7 Fakta Kenapa Tentara Israel juga Menembaki Gereja di Palestina?

7 Fakta Kenapa Tentara Israel juga Menembaki Gereja di Palestina?

Global | sindonews | Jum'at, 18 Juli 2025 - 15:38
share

Sejak meletusnya kembali konflik antara Israel dan Hamas pada Oktober 2023, Jalur Gaza menjadi medan perang paling berdarah dalam dua dekade terakhir. Dalam situasi perang yang brutal dan serangan udara tanpa henti, banyak warga sipil mencari perlindungan di tempat-tempat ibadah seperti masjid dan gereja.

Salah satu lokasi perlindungan utama bagi komunitas Kristen dan Muslim di Gaza adalah Gereja Katolik Keluarga Kudus (Holy Family Church), satu-satunya gereja Katolik yang tersisa di wilayah tersebut.

Namun, ironisnya, gereja ini justru menjadi target serangan Israel yang menyebabkan korban jiwa dan memunculkan kecaman luas dari dunia internasional, termasuk dari Vatikan dan organisasi kemanusiaan.

Penyerangan terhadap gereja bukan hanya menjadi tragedi kemanusiaan, tapi juga mengguncang prinsip dasar hukum perang internasional yang secara jelas melindungi tempat ibadah dari tindakan militer, kecuali jika digunakan untuk aktivitas bersenjata.

Dalam beberapa insiden penting, termasuk penembakan dua perempuan oleh sniper Israel di kompleks gereja pada Desember 2023 dan ledakan akibat serangan peluru tank pada Juli 2025, Israel selalu berdalih kejadian itu adalah "kesalahan" atau "tidak disengaja".

Namun pertanyaannya tetap: mengapa gereja—tempat perlindungan sakral—bisa menjadi sasaran serangan militer?

Berikut beberapa fakta lapangan, pernyataan resmi, dan analisis hukum internasional terkait aksi brutal militer Israel tersebut.

1. Gereja Sebagai Tempat Perlindungan Sipil yang Rentan

Selama konflik berlangsung, warga Gaza sering kali berlindung di tempat-tempat yang dianggap aman dari serangan, termasuk sekolah, rumah sakit, dan rumah ibadah.

Gereja Holy Family menjadi lokasi utama perlindungan warga Kristen Gaza, yang jumlahnya sangat kecil, hanya beberapa ratus orang dari populasi lebih dari 2 juta.

Tak hanya warga Kristen, warga Muslim yang kehilangan tempat tinggal akibat pemboman juga turut berlindung di gereja tersebut.

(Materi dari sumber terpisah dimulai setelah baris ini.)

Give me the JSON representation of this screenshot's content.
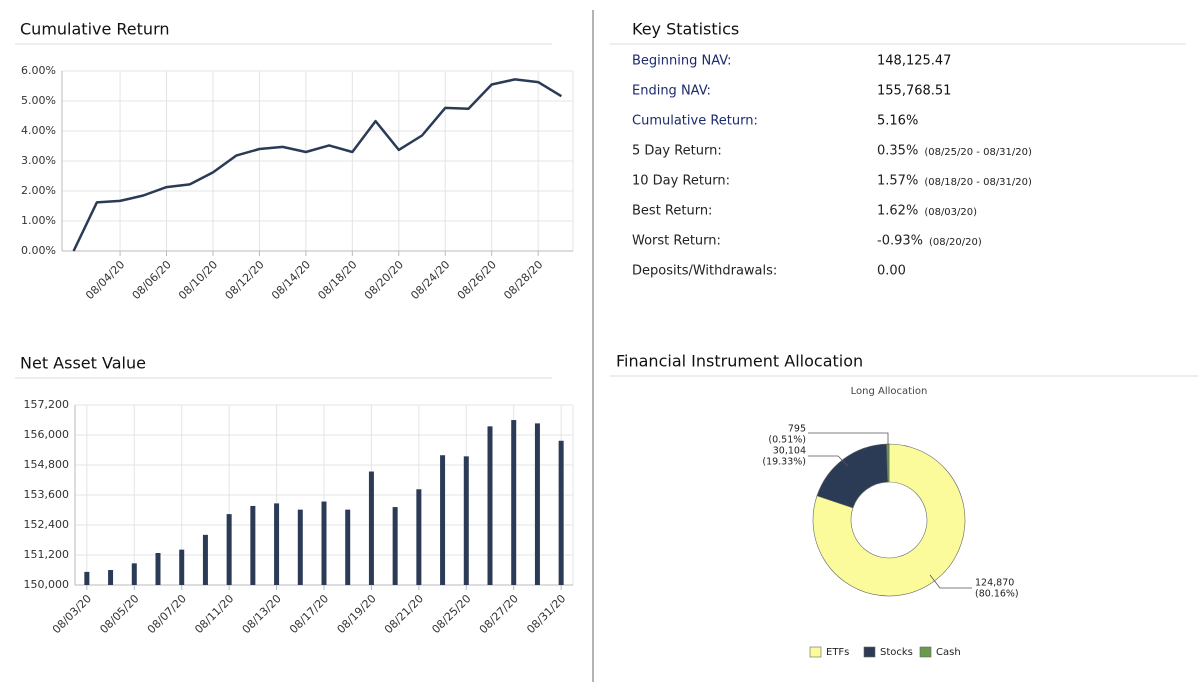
{
  "chart_data": [
    {
      "type": "line",
      "title": "Cumulative Return",
      "categories": [
        null,
        null,
        "08/04/20",
        null,
        "08/06/20",
        null,
        "08/10/20",
        null,
        "08/12/20",
        null,
        "08/14/20",
        null,
        "08/18/20",
        null,
        "08/20/20",
        null,
        "08/24/20",
        null,
        "08/26/20",
        null,
        "08/28/20",
        null
      ],
      "values": [
        0,
        1.62,
        1.67,
        1.85,
        2.13,
        2.22,
        2.62,
        3.18,
        3.4,
        3.47,
        3.3,
        3.52,
        3.3,
        4.33,
        3.37,
        3.85,
        4.77,
        4.74,
        5.55,
        5.72,
        5.63,
        5.16
      ],
      "color": "#2b3a55",
      "ylim": [
        0,
        6
      ],
      "yticks": [
        {
          "value": 0,
          "label": "0.00%"
        },
        {
          "value": 1,
          "label": "1.00%"
        },
        {
          "value": 2,
          "label": "2.00%"
        },
        {
          "value": 3,
          "label": "3.00%"
        },
        {
          "value": 4,
          "label": "4.00%"
        },
        {
          "value": 5,
          "label": "5.00%"
        },
        {
          "value": 6,
          "label": "6.00%"
        }
      ],
      "grid": true
    },
    {
      "type": "bar",
      "title": "Net Asset Value",
      "categories": [
        "08/03/20",
        null,
        "08/05/20",
        null,
        "08/07/20",
        null,
        "08/11/20",
        null,
        "08/13/20",
        null,
        "08/17/20",
        null,
        "08/19/20",
        null,
        "08/21/20",
        null,
        "08/25/20",
        null,
        "08/27/20",
        null,
        "08/31/20"
      ],
      "values": [
        150525,
        150599,
        150866,
        151280,
        151414,
        152006,
        152836,
        153162,
        153265,
        153014,
        153339,
        153014,
        154539,
        153117,
        153828,
        155191,
        155146,
        156346,
        156598,
        156465,
        155769
      ],
      "color": "#2b3a55",
      "ylim": [
        150000,
        157200
      ],
      "yticks": [
        {
          "value": 150000,
          "label": "150,000"
        },
        {
          "value": 151200,
          "label": "151,200"
        },
        {
          "value": 152400,
          "label": "152,400"
        },
        {
          "value": 153600,
          "label": "153,600"
        },
        {
          "value": 154800,
          "label": "154,800"
        },
        {
          "value": 156000,
          "label": "156,000"
        },
        {
          "value": 157200,
          "label": "157,200"
        }
      ],
      "grid": true
    },
    {
      "type": "pie",
      "title": "Financial Instrument Allocation",
      "subtitle": "Long Allocation",
      "categories": [
        "ETFs",
        "Stocks",
        "Cash"
      ],
      "values": [
        124870,
        30104,
        795
      ],
      "value_labels": [
        "124,870",
        "30,104",
        "795"
      ],
      "percent_labels": [
        "(80.16%)",
        "(19.33%)",
        "(0.51%)"
      ],
      "colors": [
        "#fbfb9c",
        "#2b3a55",
        "#6b9a4c"
      ],
      "donut": true
    }
  ],
  "key_statistics": {
    "title": "Key Statistics",
    "rows": [
      {
        "label": "Beginning NAV:",
        "value": "148,125.47",
        "emphasis": true
      },
      {
        "label": "Ending NAV:",
        "value": "155,768.51",
        "emphasis": true
      },
      {
        "label": "Cumulative Return:",
        "value": "5.16%",
        "emphasis": true
      },
      {
        "label": "5 Day Return:",
        "value": "0.35%",
        "note": "(08/25/20 - 08/31/20)"
      },
      {
        "label": "10 Day Return:",
        "value": "1.57%",
        "note": "(08/18/20 - 08/31/20)"
      },
      {
        "label": "Best Return:",
        "value": "1.62%",
        "note": "(08/03/20)"
      },
      {
        "label": "Worst Return:",
        "value": "-0.93%",
        "note": "(08/20/20)"
      },
      {
        "label": "Deposits/Withdrawals:",
        "value": "0.00"
      }
    ]
  }
}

Di dalam gereja terdapat anak-anak, orang tua, bahkan disabilitas yang tergantung pada alat bantu medis. Tempat ini seharusnya berada di luar sasaran militer, karena tidak ada indikasi aktivitas bersenjata.

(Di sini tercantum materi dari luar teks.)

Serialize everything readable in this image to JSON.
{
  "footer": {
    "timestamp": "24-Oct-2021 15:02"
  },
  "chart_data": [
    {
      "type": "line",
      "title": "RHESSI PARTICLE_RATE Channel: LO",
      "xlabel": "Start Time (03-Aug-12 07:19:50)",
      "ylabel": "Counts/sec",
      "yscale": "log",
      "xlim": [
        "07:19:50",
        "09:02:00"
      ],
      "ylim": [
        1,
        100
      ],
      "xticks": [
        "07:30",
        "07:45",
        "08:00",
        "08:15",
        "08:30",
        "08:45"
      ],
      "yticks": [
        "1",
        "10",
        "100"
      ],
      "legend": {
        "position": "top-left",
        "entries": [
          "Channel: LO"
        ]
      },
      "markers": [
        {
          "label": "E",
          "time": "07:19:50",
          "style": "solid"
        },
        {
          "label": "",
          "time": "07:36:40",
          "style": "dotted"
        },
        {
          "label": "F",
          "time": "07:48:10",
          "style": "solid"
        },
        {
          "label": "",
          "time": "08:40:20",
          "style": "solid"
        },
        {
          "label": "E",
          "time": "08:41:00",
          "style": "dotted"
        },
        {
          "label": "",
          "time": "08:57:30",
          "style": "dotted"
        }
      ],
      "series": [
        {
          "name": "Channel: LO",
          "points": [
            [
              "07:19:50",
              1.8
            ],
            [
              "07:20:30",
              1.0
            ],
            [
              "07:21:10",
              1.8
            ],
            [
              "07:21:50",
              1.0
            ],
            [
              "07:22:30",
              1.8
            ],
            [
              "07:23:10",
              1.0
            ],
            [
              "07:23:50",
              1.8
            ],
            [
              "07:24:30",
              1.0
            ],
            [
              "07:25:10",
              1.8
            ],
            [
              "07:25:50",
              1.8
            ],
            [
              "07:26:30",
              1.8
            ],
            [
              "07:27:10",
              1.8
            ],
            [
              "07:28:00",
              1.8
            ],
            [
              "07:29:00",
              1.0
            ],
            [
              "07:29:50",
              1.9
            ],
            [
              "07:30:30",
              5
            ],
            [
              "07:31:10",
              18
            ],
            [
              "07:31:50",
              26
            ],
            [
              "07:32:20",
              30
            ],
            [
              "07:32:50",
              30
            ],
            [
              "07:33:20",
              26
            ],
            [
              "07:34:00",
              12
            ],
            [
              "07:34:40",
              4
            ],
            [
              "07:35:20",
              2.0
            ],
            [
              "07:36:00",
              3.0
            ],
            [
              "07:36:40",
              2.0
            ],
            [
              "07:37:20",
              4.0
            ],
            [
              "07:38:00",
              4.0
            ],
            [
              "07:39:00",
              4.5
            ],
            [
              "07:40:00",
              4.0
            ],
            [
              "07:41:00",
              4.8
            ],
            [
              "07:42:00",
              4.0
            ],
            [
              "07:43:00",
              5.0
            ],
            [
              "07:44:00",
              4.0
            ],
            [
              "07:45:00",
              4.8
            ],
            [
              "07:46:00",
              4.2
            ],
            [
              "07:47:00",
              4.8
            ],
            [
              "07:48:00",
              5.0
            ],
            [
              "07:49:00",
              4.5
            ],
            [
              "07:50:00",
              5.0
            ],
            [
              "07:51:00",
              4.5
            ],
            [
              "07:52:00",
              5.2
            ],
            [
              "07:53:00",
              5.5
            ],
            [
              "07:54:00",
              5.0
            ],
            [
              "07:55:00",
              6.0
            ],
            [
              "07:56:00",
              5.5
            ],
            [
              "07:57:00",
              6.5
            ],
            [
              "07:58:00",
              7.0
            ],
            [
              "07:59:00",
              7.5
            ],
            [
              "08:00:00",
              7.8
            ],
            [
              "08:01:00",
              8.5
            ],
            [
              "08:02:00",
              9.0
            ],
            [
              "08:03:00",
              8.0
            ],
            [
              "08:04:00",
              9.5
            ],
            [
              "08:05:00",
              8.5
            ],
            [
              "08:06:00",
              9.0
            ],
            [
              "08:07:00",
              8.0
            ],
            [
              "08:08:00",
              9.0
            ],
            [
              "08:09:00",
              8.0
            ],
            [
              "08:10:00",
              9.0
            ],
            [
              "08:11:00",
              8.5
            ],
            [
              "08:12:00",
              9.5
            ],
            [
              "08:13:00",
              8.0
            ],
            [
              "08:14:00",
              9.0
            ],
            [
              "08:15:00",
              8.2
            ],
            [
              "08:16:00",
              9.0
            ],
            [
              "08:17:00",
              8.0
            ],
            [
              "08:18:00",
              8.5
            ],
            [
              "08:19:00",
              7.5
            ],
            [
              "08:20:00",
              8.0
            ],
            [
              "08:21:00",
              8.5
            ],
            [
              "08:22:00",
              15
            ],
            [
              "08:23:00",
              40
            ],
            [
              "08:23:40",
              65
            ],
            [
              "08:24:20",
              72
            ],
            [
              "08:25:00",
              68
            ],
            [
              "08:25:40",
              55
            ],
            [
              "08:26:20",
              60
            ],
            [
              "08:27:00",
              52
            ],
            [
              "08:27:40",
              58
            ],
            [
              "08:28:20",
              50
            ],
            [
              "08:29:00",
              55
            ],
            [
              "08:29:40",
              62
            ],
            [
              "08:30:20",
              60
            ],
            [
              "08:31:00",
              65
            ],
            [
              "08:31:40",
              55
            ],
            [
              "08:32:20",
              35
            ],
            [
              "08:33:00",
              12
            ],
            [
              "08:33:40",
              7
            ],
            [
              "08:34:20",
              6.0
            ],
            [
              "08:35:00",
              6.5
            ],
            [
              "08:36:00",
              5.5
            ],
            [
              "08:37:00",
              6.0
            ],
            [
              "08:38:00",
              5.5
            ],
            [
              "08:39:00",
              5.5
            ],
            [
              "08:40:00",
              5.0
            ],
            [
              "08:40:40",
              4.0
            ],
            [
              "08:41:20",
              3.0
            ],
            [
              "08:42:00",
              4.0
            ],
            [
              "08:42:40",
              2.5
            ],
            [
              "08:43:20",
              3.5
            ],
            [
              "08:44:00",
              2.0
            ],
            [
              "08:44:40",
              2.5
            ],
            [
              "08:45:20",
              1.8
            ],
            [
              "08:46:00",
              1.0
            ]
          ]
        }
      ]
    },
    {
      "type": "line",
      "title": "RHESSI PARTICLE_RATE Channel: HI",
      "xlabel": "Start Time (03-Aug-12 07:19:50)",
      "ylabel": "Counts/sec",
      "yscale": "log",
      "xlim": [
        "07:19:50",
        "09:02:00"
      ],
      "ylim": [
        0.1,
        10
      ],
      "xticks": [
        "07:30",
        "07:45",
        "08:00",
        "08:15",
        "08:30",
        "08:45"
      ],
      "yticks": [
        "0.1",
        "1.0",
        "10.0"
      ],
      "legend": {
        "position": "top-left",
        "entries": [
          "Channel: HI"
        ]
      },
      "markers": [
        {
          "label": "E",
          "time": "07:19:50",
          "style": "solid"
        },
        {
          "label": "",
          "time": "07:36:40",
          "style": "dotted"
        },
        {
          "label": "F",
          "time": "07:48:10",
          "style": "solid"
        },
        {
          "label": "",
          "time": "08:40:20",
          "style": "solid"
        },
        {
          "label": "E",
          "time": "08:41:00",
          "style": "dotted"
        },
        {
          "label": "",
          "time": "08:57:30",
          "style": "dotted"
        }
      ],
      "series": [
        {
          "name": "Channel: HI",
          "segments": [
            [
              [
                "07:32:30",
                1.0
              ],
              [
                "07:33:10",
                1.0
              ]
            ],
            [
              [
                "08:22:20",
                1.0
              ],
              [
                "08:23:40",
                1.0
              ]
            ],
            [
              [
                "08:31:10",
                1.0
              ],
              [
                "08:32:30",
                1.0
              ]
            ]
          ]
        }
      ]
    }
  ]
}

Namun dalam praktiknya, tempat perlindungan ini justru menghadapi ancaman. Kompleksitas medan perang yang padat dan sempit membuat tempat ibadah yang ramai bisa menjadi collateral damage dari operasi militer yang agresif.

Pihak gereja menegaskan tidak pernah memperbolehkan pihak pejuang menggunakan tempat tersebut untuk aktivitas perang. Oleh karena itu, serangan ke gereja oleh Israel bukan hanya salah sasaran, tapi juga melanggar prinsip perlindungan sipil dalam konflik bersenjata.

2. Kasus Penembakan Sniper Israel di Gereja (Desember 2023)

Pada 16 Desember 2023, dua perempuan—Nahida Khalil Anton dan putrinya Samar—ditembak mati oleh sniper Israel saat sedang berjalan di halaman Gereja Holy Family di Gaza.

Mereka hanya hendak menuju kamar kecil, namun tiba-tiba ditembak tanpa peringatan. Tujuh orang lainnya terluka saat mencoba menolong mereka.

Pihak gereja menyatakan tidak ada aktivitas militer sama sekali di dalam kompleks saat itu. Ini memperkuat dugaan bahwa penembakan dilakukan dengan kesengajaan atau minimal kelalaian berat oleh pihak tentara penjajah Israel.

Israel awalnya menyangkal keterlibatan langsung, namun kemudian menyatakan mereka tengah merespons tembakan dari wilayah sekitar. Klaim ini ditolak mentah-mentah oleh Patriarkat Latin Yerusalem yang menyatakan gereja benar-benar bebas dari aktivitas pejuang.

Paus Fransiskus saat itu mengecam keras serangan ini dan menyebut tindakan tersebut sebagai pembunuhan "in cold blood".

Serangan ini menjadi simbol kegagalan Israel dalam membedakan target militer dan warga sipil, yang menjadi dasar utama dalam hukum konflik bersenjata.

3. Serangan Tank ke Gereja (Juli 2025)

Pada 17 Juli 2025, peluru tank Israel menghantam kompleks Gereja Holy Family, menyebabkan tiga orang tewas dan lebih dari sepuluh lainnya luka-luka, termasuk Pastor Gabriel Romanelli.

Sebagian besar korban adalah lansia dan petugas kebersihan gereja. Serangan ini terjadi ketika gereja masih menjadi tempat perlindungan bagi ratusan orang yang kehilangan tempat tinggal.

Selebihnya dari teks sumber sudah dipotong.